Воронцов приехал около 15-го числа января. Дня через два виделся он с государем, после заболел, поправился в здоровье и несколько раз опять был у государя. У дома его был всегда большой съезд. Говорили, что он занимался изучением края, где ему доводилось начальствовать, для чего и назначены были государем два молодых офицера, из коих один был, кажется, Генерального штаба, а другой флигель-адъютант; оба они часто ездили по поручениям на Кавказ, и по сему полагали их совершенно знакомыми с делами того края…
Первый приступ Воронцова к делу был основателен: без сомнения главная помеха в управлении Кавказом гнездилась в Петербурге…
В Петербурге много заботились о назначении к Воронцову начальника штаба.

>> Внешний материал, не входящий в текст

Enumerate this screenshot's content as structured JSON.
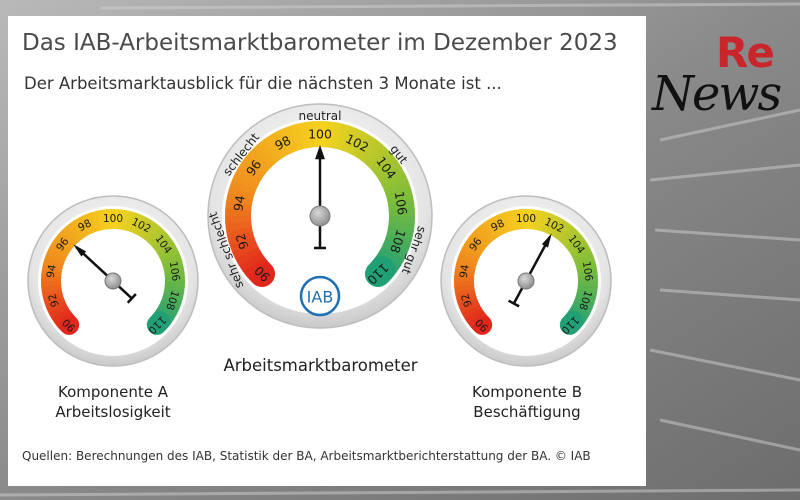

Ожидали, к кому он обратится; полагали, что он изберет меня; но мне уже было известно, что он сего не сделает, и мне самому не хотелось бы принять сей должности, самой неблагодарной из всех занимаемых мною в течение службы моей. Некоторое время носился слух, что призван будет из Киева Граббе, который так несчастливо кончил командование свое на линии; после стали говорить о Гурке, который только что возвратился с Кавказа с намерением не возвращаться к прежней должности, в которой его преследовали постоянные неудачи.
Однако Гурко был у государя, который долго с ним разговаривал и отпустил его от себя с Александровской лентой… Сказывали, что государю в особенности понравилось то, что Гурко не отзывался дурно о своем бывшем начальнике – странная заслуга, если сказание сие справедливо. Гурко уверял государя, что несправедливы слухи об упадке духа в войсках. Что ему оставалось делать, как не хвалить тех, которых он погубил, которые его осмеяли и указывали на него, как на виновника всех бедствий, их постигших? Иначе погубил бы себя Гурко навсегда. Он имел довольно ловкости, чтобы не только никого не обвинять, но даже уверить, что дела им на линии оставлены в блестящем виде; а вскоре стали говорить в Петербурге, что в самом деле все там идет к лучшему, что в мечетях упоминают нашу царскую фамилию, что снабжение Шамиля артиллерией есть для него зло, ибо пушки задерживали быстроту движений его; что турецкий султан отказался помогать абхазцам, опираясь на союз свой с Россией, что чеченцы просятся к нам поселиться, и множество подобного вздора.
Брат Михайла, желавший узнать что-нибудь повернее о происходящем, съездил к Орлову и, расхваливая достоинства Воронцова, то есть барство, богатство, представительность его и ласковое обхождение, признавал, что всем сим обладает новый наместник вполне и что влияние его в том крае тем сильнее будет, что он еще пользуется доверенностью государя; но теперь, продолжал он, остается к довершению этого только одно: «ума придать», кого к нему назначить в начальники штаба? Орлов много смеялся сему обороту; он сам не находил Воронцова способным к занятию возложенной на него должности и удержал дальнейшие суждения свои, которые могли бы обнаружить его образ мыслей. Воронцов заведет там английскую конституцию, продолжал Михайла; но Орлов не был согласен с сим мнением и говорил, что хотя Воронцов и выставлял себя снисходительным и либеральных суждений, но что он в кругу управления своего был всегда завистлив к власти своей и любил показывать ее, где только мог.
Брат при сем случае положительно дал заметить графу Орлову, что я никому из знати, кроме него, не делаю визитов, что я не был и не буду ни у Михайла Павловича, ни у военного министра, и граф Орлов это одобрил, но почему одобрил, не знаю. Казалось мне, что он отклонял от меня все, что могло мне дать доступ к государю.